Sun Dec 2nd through Sat the 8th, 2018 at Palais des Congrès de Montréal
This work introduces an attentional tree-to-tree neural network for programming language translation, and evaluates it on two synthetic tasks and one real-world dataset. The results are significantly better than previous work in programming language translation, including rule-based and sequence-to-sequence approaches. But one central claim--that the authors "are the first to design the tree-to-tree neural network for translation tasks"--is inaccurate. I am familiar with a previous version of this paper presented at the 2018 ICLR Workshop, and with the comments from the anonymous ICLR reviewers available at OpenReview; I believe the authors did a good job of improving their paper in response to those reviews.

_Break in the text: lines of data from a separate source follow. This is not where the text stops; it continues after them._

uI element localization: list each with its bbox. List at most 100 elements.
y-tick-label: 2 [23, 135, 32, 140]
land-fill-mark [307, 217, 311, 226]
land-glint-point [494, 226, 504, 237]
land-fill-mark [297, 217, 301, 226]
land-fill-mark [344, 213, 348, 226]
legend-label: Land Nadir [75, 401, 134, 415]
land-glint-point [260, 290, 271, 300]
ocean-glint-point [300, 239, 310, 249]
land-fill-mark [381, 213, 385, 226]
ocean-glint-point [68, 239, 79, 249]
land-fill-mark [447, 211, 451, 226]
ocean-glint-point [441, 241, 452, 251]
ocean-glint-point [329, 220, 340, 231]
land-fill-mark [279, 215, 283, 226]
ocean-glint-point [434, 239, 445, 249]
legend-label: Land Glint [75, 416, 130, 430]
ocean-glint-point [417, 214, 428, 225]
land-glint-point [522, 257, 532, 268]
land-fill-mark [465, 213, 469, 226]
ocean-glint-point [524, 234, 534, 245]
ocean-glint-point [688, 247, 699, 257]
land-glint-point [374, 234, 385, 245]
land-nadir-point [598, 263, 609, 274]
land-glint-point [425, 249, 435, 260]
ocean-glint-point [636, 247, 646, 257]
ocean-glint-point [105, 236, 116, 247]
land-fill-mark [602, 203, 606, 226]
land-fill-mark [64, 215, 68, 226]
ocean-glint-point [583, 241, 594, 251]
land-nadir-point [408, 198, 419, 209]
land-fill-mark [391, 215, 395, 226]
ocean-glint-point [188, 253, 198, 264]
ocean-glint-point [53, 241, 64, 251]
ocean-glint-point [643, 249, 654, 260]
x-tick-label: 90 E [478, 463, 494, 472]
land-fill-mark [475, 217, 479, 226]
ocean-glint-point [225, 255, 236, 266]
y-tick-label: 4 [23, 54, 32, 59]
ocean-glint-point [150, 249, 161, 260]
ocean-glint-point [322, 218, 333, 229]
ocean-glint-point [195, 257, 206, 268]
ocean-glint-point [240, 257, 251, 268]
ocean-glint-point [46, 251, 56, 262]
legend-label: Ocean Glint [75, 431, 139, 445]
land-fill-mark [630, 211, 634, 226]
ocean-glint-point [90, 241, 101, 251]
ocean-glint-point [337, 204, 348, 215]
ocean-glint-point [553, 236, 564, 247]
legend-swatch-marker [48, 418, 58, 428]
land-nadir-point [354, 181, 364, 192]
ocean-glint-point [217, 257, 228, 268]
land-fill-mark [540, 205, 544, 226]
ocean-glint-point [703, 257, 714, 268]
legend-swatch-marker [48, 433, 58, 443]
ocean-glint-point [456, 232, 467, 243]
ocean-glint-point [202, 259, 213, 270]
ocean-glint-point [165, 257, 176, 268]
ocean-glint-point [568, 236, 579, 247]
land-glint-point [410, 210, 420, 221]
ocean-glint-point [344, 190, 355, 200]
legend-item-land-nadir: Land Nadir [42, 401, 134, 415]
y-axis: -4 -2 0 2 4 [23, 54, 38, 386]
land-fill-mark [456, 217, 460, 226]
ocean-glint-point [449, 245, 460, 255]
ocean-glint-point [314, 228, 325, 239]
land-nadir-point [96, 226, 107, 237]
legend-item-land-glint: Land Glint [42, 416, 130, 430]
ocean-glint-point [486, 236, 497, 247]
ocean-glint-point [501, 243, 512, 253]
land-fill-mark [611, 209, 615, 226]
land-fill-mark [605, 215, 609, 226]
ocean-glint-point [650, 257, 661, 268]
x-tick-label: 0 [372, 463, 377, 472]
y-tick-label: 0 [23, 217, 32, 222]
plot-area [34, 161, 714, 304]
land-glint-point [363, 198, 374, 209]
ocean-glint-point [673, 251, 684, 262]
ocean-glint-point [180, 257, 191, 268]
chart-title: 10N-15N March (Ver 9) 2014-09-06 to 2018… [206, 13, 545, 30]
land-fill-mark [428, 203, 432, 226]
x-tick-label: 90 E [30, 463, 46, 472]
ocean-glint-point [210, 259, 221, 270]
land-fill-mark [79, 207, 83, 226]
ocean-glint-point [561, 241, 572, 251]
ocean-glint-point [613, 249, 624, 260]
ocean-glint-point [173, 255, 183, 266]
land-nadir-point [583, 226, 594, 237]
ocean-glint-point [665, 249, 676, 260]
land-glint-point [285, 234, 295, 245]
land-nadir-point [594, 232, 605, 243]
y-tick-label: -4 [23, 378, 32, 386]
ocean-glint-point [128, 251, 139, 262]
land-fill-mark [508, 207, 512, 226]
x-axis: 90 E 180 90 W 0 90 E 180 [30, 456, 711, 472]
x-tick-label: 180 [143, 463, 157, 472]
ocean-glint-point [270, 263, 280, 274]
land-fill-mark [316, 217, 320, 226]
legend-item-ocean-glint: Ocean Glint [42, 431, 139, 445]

Most importantly, reviewers asked for evaluation on real-world data; the authors then went to great lengths to replicate the evaluation methodology of Nguyen et al. (2015) despite receiving no response to emails they sent, resulting in a strong (though perhaps difficult to compare exactly) real world evaluation result. The model is described clearly and comprehensively; it would be relatively straightforward to reimplement from the paper alone. The two most important contributions of the model--the use of tree attention, and the use of parent-feeding--are both ablated in the results. As far as the primacy claim: the work indeed fills a significant void in the literature. But the first tree-to-tree neural network (also for translation, and also using tree attention) was Bradbury and Socher (2017), presented at an EMNLP 2017 workshop (http://aclweb.org/anthology/W17-4303), and it would be helpful to cite and compare to that work, although the results of that paper were relatively weak and it wasn't published at a conference.
Summary This paper proposes a neural network architecture for tree to tree transduction, with application to program translation. Binarized trees are encoded with a TreeLSTM, and a tree-structured decoder generates binary trees breadth-first, using an attention mechanism over input tree nodes, and attention feeding within the tree decoder. On synthetic and real-world program translation tasks, and across multiple datasets, the proposed model obtains substantially stronger performance than baseline sequential neural models and previous work on automatic program translation. Quality The paper proposes a general framework for neural tree to tree transduction, and the model obtains high performance on program translation tasks. Clarity The model and experimental setup are define clearly. If the terminal and non-terminal vocabularies are disjoint, is it necessary to generate end-of-sentence tokens explicitly, as they should always follow terminals? Originality Previous neural network architectures have been proposed for code generation (as cited in the paper), but have not been applied to program translation. The novelty of the proposed model lies in having both a tree-structured encoder and decoder. The proposed decoder generates trees breadth-first rather than depth-first, as it typical in many other architectures. To show whether the tree decoder architecture proposed here has advantages over previously proposed tree decoders, experimental comparison with alternative architectures will be helpful. Significance Tree to tree transduction is an important problem, and this paper is the first to propose successful neural models that explicitly models the tree structure in both the input and output. It is further shown that the model obtains a strong improvement over previous models in the practical task of program translation. While there is still a lot of work to do done in this area, this paper makes a strong contribution and I would like to see it accepted.